Association of the RS9883204 polymorphism in ADCY5 with birth weight and risk of gestational diabetes mellitus in the Maltese population

Abstract

Birth weight is a complex multifactorial trait and an important indicator of an infant`s future health. Birth weight is influenced by various placental, environmental, maternal as well as genetic factors. Low birth weight due to restricted foetal growth is associated with high rates of perinatal morbidity and mortality, neonatal complications and a higher incidence of later-life chronic diseases such as type 2 diabetes, hypertension, and cardiovascular disease. A meta-analysis of genome-wide association studies (GWAS) has identified an association between low birth weight and a single nucleotide polymorphism (SNP), rs9883204, located at 3q21 within the adenylate cyclase 5 (ADCY5) gene. No previous studies have investigated the genetic determinants of birth weight in the Maltese population. Using polymerase chain reaction (PCR) and Sanger sequencing, the association of rs9883204 in ADCY5 with birth weight and gestational diabetes mellitus (GDM) risk was investigated, in paired maternal and neonatal cohorts.
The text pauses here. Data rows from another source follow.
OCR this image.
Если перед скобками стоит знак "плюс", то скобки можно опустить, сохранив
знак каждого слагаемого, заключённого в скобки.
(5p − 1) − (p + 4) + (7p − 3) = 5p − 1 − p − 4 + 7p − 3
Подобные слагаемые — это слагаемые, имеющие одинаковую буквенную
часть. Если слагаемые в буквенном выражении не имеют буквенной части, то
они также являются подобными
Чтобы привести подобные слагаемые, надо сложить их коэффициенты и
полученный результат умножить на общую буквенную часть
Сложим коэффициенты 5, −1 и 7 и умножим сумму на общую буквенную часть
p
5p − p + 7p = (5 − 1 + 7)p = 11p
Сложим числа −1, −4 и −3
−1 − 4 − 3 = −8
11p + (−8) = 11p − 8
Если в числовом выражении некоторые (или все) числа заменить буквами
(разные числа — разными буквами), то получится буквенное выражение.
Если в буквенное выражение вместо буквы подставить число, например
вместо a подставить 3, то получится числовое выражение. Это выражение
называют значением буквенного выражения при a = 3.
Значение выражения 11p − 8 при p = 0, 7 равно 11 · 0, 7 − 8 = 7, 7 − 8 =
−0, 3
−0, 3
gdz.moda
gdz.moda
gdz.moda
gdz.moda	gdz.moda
The major allele frequency (C) in the maternal cohort was 80% and the minor allele frequency (T) was 20%. The major allele frequency (C) in the neonatal cohort was 77% and the minor allele frequency (T) was 23%. The polymorphism at rs9883204 (ADCY5) showed no correlation with birth weight or GDM risk in the Maltese population. Both birth weight and GDM have a heterogeneous nature and this is a possible explanation for the observed lack of association, as a single polymorphism is unlikely to explain these complex outcomes in a small sample of the Maltese population.